Toutefois, depuis le 1er janvier 2003 et pour les jugements intervenus depuis le 1er janvier 2000, la déduction peut sur option expresse du souscripteur peut être anticipée. Elle peut être opérée à compter de l'année au cours de laquelle intervient le jugement ordonnant la cession de l'entreprise, en l'absence de tout plan de continuation ou prononçant sa liquidation judiciaire.

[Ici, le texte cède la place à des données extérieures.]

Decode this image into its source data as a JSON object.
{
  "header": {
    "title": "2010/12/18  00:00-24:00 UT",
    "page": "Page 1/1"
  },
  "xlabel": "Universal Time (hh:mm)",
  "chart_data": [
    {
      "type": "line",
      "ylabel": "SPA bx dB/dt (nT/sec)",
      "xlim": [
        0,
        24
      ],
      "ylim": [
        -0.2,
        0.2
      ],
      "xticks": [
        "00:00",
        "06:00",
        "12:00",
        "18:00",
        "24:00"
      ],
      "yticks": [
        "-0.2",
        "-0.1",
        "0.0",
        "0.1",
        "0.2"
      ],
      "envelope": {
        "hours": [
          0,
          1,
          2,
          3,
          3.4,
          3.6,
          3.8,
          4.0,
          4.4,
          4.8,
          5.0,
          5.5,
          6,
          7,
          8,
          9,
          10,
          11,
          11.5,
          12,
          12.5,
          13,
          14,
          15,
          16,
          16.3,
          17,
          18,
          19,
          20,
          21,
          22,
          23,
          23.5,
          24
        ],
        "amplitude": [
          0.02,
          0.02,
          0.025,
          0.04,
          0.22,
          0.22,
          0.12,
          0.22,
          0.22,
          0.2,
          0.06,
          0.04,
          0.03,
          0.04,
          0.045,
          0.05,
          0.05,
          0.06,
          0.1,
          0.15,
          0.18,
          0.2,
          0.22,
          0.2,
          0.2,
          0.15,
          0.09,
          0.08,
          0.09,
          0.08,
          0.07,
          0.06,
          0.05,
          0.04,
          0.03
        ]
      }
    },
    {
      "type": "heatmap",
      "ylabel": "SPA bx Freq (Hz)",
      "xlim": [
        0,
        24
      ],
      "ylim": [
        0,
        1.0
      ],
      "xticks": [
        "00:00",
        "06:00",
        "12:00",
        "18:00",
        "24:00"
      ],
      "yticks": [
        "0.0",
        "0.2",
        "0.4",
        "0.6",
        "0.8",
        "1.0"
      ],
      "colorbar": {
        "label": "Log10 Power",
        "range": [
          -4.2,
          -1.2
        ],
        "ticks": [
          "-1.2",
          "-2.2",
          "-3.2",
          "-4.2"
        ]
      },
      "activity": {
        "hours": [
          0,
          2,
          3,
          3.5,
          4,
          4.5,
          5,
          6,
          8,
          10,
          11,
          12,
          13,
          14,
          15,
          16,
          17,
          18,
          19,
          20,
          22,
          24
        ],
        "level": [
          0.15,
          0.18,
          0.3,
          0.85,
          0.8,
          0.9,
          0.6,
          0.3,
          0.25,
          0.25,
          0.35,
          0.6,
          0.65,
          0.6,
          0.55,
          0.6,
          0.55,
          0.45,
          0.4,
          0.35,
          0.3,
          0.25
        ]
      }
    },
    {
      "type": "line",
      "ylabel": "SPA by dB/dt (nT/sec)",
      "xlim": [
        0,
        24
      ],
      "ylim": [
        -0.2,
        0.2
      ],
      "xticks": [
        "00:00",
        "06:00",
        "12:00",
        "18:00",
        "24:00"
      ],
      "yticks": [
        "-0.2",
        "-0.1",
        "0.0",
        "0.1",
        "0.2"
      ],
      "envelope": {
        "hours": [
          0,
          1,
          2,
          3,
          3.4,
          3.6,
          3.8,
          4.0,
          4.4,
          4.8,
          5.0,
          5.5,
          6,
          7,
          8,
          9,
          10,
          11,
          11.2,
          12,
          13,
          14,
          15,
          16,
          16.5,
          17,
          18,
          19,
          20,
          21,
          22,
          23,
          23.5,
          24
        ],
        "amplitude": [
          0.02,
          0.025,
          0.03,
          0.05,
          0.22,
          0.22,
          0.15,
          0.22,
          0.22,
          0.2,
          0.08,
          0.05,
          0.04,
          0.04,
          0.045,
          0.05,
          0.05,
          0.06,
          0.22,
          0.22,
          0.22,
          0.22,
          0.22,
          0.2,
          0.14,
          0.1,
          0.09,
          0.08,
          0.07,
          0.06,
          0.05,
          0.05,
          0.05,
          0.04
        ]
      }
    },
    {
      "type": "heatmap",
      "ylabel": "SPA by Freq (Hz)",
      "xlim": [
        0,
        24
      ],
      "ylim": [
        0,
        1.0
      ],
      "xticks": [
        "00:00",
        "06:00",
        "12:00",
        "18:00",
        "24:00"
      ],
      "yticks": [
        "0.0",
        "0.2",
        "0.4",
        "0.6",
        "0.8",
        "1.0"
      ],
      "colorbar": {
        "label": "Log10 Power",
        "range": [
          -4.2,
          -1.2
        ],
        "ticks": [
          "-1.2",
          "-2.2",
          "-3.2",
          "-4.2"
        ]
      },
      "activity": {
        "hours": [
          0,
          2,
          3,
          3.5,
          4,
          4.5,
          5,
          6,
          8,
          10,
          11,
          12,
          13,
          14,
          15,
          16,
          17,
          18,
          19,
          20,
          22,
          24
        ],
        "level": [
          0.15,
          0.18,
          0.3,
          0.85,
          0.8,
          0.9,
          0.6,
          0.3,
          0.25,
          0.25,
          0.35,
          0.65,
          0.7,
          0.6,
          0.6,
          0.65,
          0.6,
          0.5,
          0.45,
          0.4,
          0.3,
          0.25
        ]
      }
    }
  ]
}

Pour obtenir cette déduction anticipée, les contribuables doivent en faire la demande expresse. Cette option devra concerner tous les titres de la société détenus par un même actionnaire, en bloc. Cette option devrait résulter de l'indication des pertes sur la déclaration n° 2042.
Dans ces cas, l'imputation de la perte pourra être remise en cause dans trois cas :

· en cas d'infirmation du jugement ou de résolution du plan de cession ; cette reprise aura lieu au titre de l'année au cours de laquelle intervient cet événement ;

· si le dirigeant est pénalement condamné pour agissements frauduleux, postérieurement à la déduction de la perte qu'il a subie en tant qu'actionnaire ; cette reprise aura lieu au titre de l'année de la condamnation ;

· au cas où l'actionnaire recevrait en contrepartie des titres pour lesquels il a exercé l'option, des sommes ou valeurs ; celles-ci seront imposables au titre de l'année au cours de laquelle elles sont reçues, quel que soit le montant des cessions réalisées.

Non-cumul avec d'autres avantages fiscaux

La déduction des pertes en capital n'est pas autorisée pour les souscriptions qui ont ouvert droit à l'un des avantages fiscaux suivants :

· la déduction des intérêts d'emprunt pour souscrire au capital d'une société nouvelle ou d'une société créée pour racheter votre entreprise,

· l'exonération de l'aide de l'Etat aux demandeurs d'emplois ou aux bénéficiaires du RMI qui créent ou reprennent une entreprise,

· la déduction au titre des souscriptions effectuées dans les SOFICA,

· la réduction d'impôt dans les DOM-TOM,

· la réduction d'impôt au titre de l'investissement dans le capital de PME non cotées.sauf, pour les souscriptions effectuées à compter du 1er janvier 1996. Pour les souscriptions effectuées à compter de cette date, un contribuable, ayant bénéficié de cette réduction d'impôt, peut demander, pour une même souscription, l'application de la présente déduction. Dans ce cas, une reprise de la totalité des réductions d'impôt, obtenues pour cette même souscription, est pratiquée au titre de l'année de la déduction.

Déclaration n°2042 C

Ces sommes doivent être portées sur la déclaration n° 2042 C : - ligne CB pour les souscriptions effectuées avant le 1er janvier 2003  et ouvrant droit à une déduction limitée à 15 250 € pour les contribuables célibataires, veufs ou divorcés, 30 500 € pour les couples soumis à une imposition commune, - ligne DA pour les souscriptions effectuées depuis le 1er janvier 2003 et ouvrant droit à une déduction limitée à 30 000 €, pour les contribuables célibataires, veufs ou divorcés, 60 000 €, pour les couples soumis à une imposition commune. Le contribuable doit joindre à sa déclaration de revenus : - la copie du reçu de sa souscription en numéraire au capital initial ou à l'augmentation de capital de la société,

- la copie, selon le cas, du jugement qui autorise la réduction de capital, du jugement de clôture des opérations de cession de l'entreprise ou du jugement de clôture des opérations de liquidation judiciaire,
- la copie du jugement arrêtant le plan de redressement organisant la continuation de l'entreprise, le cas échéant.